Merz défend une dette élevée pour de nouveaux emplois et de nouvelles infrastructures !
Lors du premier débat général sur le budget sous la direction du chancelier Friedrich Merz, qui a eu lieu au Bundestag le 9 juillet 2025, l'endettement élevé de la Confédération a été au centre des discussions. Merz a défendu les décisions financières controversées dans le but de préserver les emplois et d'en créer de nouveaux. Tout en répondant aux objections de l'opposition, il a également dû faire face aux critiques concernant la stagnation de l'évolution du marché. Fort FAZ le Chancelier a réitéré que ne rien faire n’était pas une meilleure alternative et a élevé la voix pour que des investissements importants soient réalisés dans le cadre du budget 2026.
Un problème majeur était également la non-réduction de la taxe sur l'électricité pour les ménages privés, que Merz a défendue malgré les critiques massives des Verts, de l'AfD et de la gauche. Hier, Salice Weidel, chef du groupe parlementaire de l'AfD, a qualifié la coalition noir-rouge de « dernière étape d'un gouvernement brisé » et a accusé Merz de manquer de capacité d'action. Il a rejeté ces allégations et les a qualifiées de « dénigrement général et indifférencié ».
Budget et prise de dettes
Dans le cadre de son discours sur le budget, Merz a annoncé qu'un fonds spécial de 500 milliards d'euros serait utilisé pour renforcer les infrastructures et soutenir la protection du climat. Ces mesures reposent sur la possibilité de contracter de nouvelles dettes jusqu'à une certaine limite dans le cadre du frein à l'endettement, ce qui est également considéré comme nécessaire pour permettre des investissements tournés vers l'avenir. Fort bpb Le frein à l’endettement, ancré dans la Loi fondamentale depuis 2009, est utilisé à plusieurs reprises comme arme argumentative dans le discours politique et est souvent critiqué car il pourrait ralentir les investissements.
Malgré le niveau élevé de la dette, Merz a réitéré que des économies et des réformes structurelles étaient nécessaires pour stabiliser la situation financière. Il a également souligné que même si le gouvernement fédéral a dû s'endetter pour faire avancer des projets importants, il devait le gérer de manière responsable. À cet égard, il y a eu également un échange avec la Fédération, dont on a souvent parlé ces derniers mois.
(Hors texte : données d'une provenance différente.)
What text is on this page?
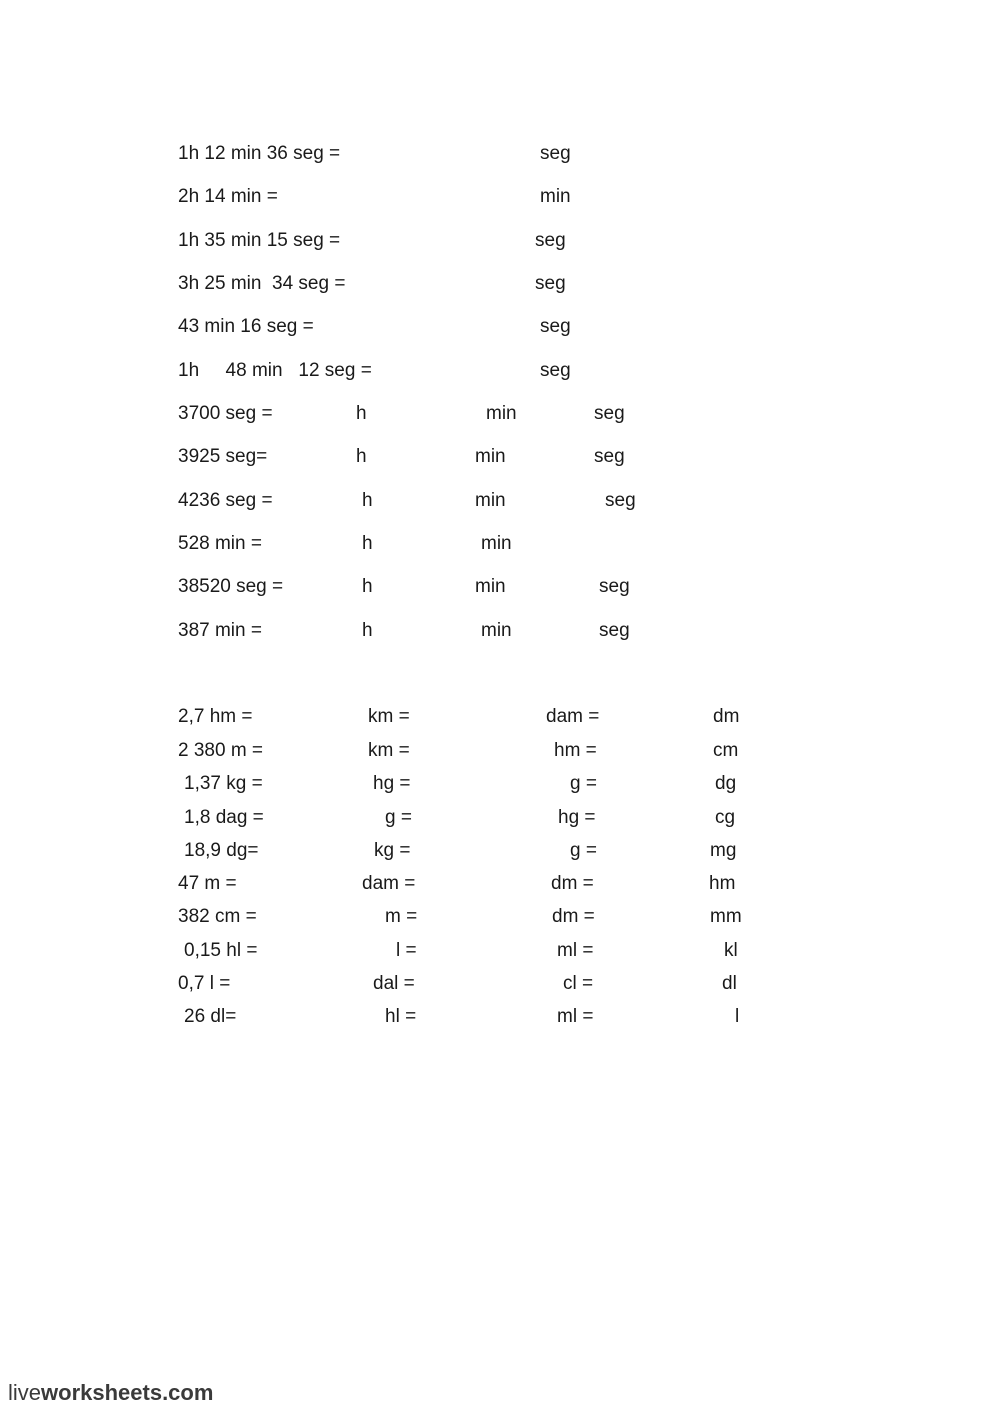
1h 12 min 36 seg =	seg
2h 14 min =	min
1h 35 min 15 seg =	seg
3h 25 min  34 seg =	seg
43 min 16 seg =	seg
1h     48 min   12 seg =	seg
3700 seg =	h	min	seg
3925 seg=	h	min	seg
4236 seg =	h	min	seg
528 min =	h	min
38520 seg =	h	min	seg
387 min =	h	min	seg
2,7 hm =	km =	dam =	dm
2 380 m =	km =	hm =	cm
1,37 kg =	hg =	g =	dg
1,8 dag =	g =	hg =	cg
18,9 dg=	kg =	g =	mg
47 m =	dam =	dm =	hm
382 cm =	m =	dm =	mm
0,15 hl =	l =	ml =	kl
0,7 l =	dal =	cl =	dl
26 dl=	hl =	ml =	l
liveworksheets.com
Les réactions de l'opposition
Les voix opposées de l’opposition n’ont pas tardé à arriver. La chef des Verts, Katharina Dröge, a vivement critiqué Merz et l'a accusé de « déclarer faillite » en matière de protection du climat. Le SPD s'est également prononcé : le chef du groupe parlementaire Matthias Miersch a appelé à l'interdiction de l'AfD, même si l'Union ne voit pas de majorité en faveur d'une telle procédure. Merz, en revanche, a soutenu la politique dure du SPD en matière d'immigration et prévoit d'autres réformes concernant l'argent des citoyens, qui seront inscrites à l'ordre du jour à l'automne.
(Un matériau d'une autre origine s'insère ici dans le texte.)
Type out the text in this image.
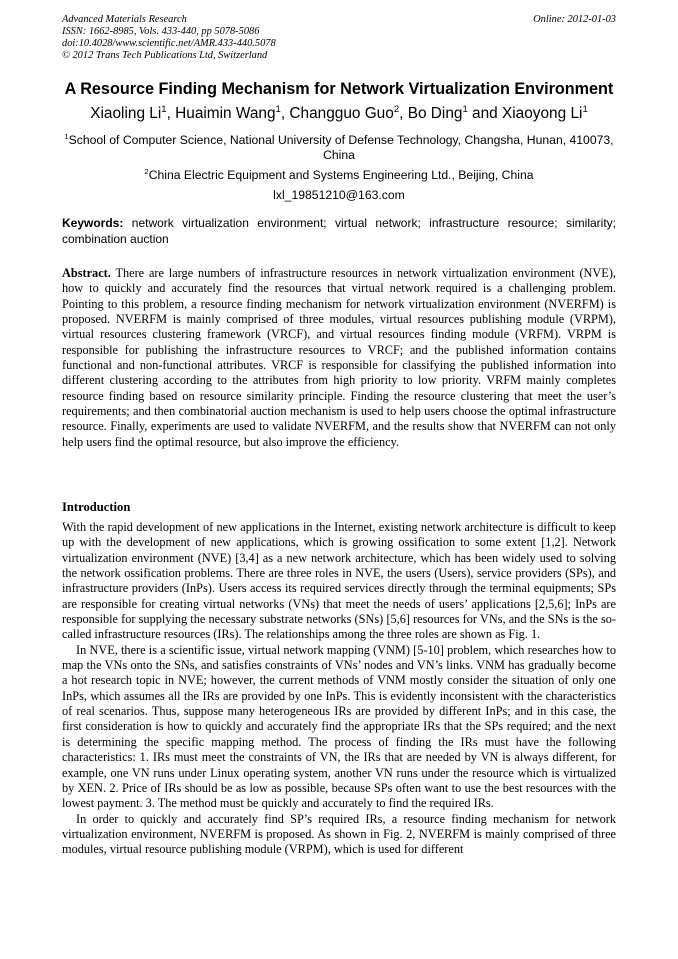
Advanced Materials Research
ISSN: 1662-8985, Vols. 433-440, pp 5078-5086
doi:10.4028/www.scientific.net/AMR.433-440.5078
© 2012 Trans Tech Publications Ltd, Switzerland
Online: 2012-01-03
A Resource Finding Mechanism for Network Virtualization Environment
Xiaoling Li$^1$, Huaimin Wang$^1$, Changguo Guo$^2$, Bo Ding$^1$ and Xiaoyong Li$^1$
$^1$School of Computer Science, National University of Defense Technology, Changsha, Hunan, 410073, China
$^2$China Electric Equipment and Systems Engineering Ltd., Beijing, China
lxl_19851210@163.com
Keywords: network virtualization environment; virtual network; infrastructure resource; similarity; combination auction
Abstract. There are large numbers of infrastructure resources in network virtualization environment (NVE), how to quickly and accurately find the resources that virtual network required is a challenging problem. Pointing to this problem, a resource finding mechanism for network virtualization environment (NVERFM) is proposed. NVERFM is mainly comprised of three modules, virtual resources publishing module (VRPM), virtual resources clustering framework (VRCF), and virtual resources finding module (VRFM). VRPM is responsible for publishing the infrastructure resources to VRCF; and the published information contains functional and non-functional attributes. VRCF is responsible for classifying the published information into different clustering according to the attributes from high priority to low priority. VRFM mainly completes resource finding based on resource similarity principle. Finding the resource clustering that meet the user’s requirements; and then combinatorial auction mechanism is used to help users choose the optimal infrastructure resource. Finally, experiments are used to validate NVERFM, and the results show that NVERFM can not only help users find the optimal resource, but also improve the efficiency.
Introduction

With the rapid development of new applications in the Internet, existing network architecture is difficult to keep up with the development of new applications, which is growing ossification to some extent [1,2]. Network virtualization environment (NVE) [3,4] as a new network architecture, which has been widely used to solving the network ossification problems. There are three roles in NVE, the users (Users), service providers (SPs), and infrastructure providers (InPs). Users access its required services directly through the terminal equipments; SPs are responsible for creating virtual networks (VNs) that meet the needs of users’ applications [2,5,6]; InPs are responsible for supplying the necessary substrate networks (SNs) [5,6] resources for VNs, and the SNs is the so-called infrastructure resources (IRs). The relationships among the three roles are shown as Fig. 1.

In NVE, there is a scientific issue, virtual network mapping (VNM) [5-10] problem, which researches how to map the VNs onto the SNs, and satisfies constraints of VNs’ nodes and VN’s links. VNM has gradually become a hot research topic in NVE; however, the current methods of VNM mostly consider the situation of only one InPs, which assumes all the IRs are provided by one InPs. This is evidently inconsistent with the characteristics of real scenarios. Thus, suppose many heterogeneous IRs are provided by different InPs; and in this case, the first consideration is how to quickly and accurately find the appropriate IRs that the SPs required; and the next is determining the specific mapping method. The process of finding the IRs must have the following characteristics: 1. IRs must meet the constraints of VN, the IRs that are needed by VN is always different, for example, one VN runs under Linux operating system, another VN runs under the resource which is virtualized by XEN. 2. Price of IRs should be as low as possible, because SPs often want to use the best resources with the lowest payment. 3. The method must be quickly and accurately to find the required IRs.

In order to quickly and accurately find SP’s required IRs, a resource finding mechanism for network virtualization environment, NVERFM is proposed. As shown in Fig. 2, NVERFM is mainly comprised of three modules, virtual resource publishing module (VRPM), which is used for different
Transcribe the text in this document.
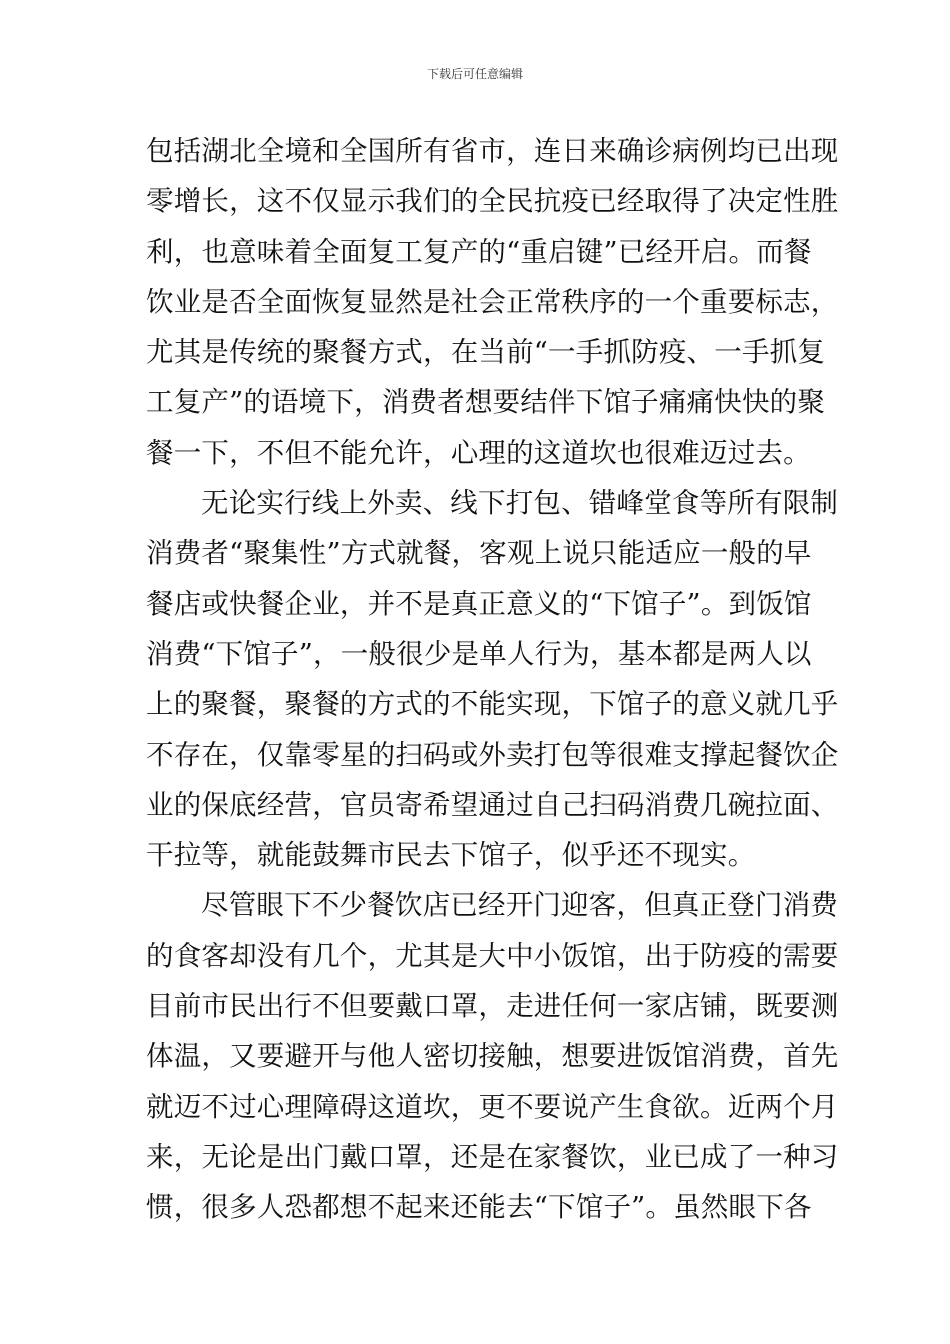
下载后可任意编辑
包括湖北全境和全国所有省市，连日来确诊病例均已出现
零增长，这不仅显示我们的全民抗疫已经取得了决定性胜
利，也意味着全面复工复产的“重启键”已经开启。而餐
饮业是否全面恢复显然是社会正常秩序的一个重要标志，
尤其是传统的聚餐方式，在当前“一手抓防疫、一手抓复
工复产”的语境下，消费者想要结伴下馆子痛痛快快的聚
餐一下，不但不能允许，心理的这道坎也很难迈过去。
无论实行线上外卖、线下打包、错峰堂食等所有限制
消费者“聚集性”方式就餐，客观上说只能适应一般的早
餐店或快餐企业，并不是真正意义的“下馆子”。到饭馆
消费“下馆子”，一般很少是单人行为，基本都是两人以
上的聚餐，聚餐的方式的不能实现，下馆子的意义就几乎
不存在，仅靠零星的扫码或外卖打包等很难支撑起餐饮企
业的保底经营，官员寄希望通过自己扫码消费几碗拉面、
干拉等，就能鼓舞市民去下馆子，似乎还不现实。
尽管眼下不少餐饮店已经开门迎客，但真正登门消费
的食客却没有几个，尤其是大中小饭馆，出于防疫的需要
目前市民出行不但要戴口罩，走进任何一家店铺，既要测
体温，又要避开与他人密切接触，想要进饭馆消费，首先
就迈不过心理障碍这道坎，更不要说产生食欲。近两个月
来，无论是出门戴口罩，还是在家餐饮，业已成了一种习
惯，很多人恐都想不起来还能去“下馆子”。虽然眼下各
Le débat général n’est pas seulement un débat sur les chiffres, mais représente plutôt un large éventail de sujets et de défis pour le gouvernement fédéral. Selon Merz, le soutien à l'économie semble s'améliorer, mais les jeux d'État et les accusations des deux côtés promettent encore beaucoup de matière à discussion.
Les perspectives d'avenir pour les mois à venir sont donc observées avec enthousiasme, tandis que la question demeure de savoir comment Merz et son équipe relèveront les défis urgents.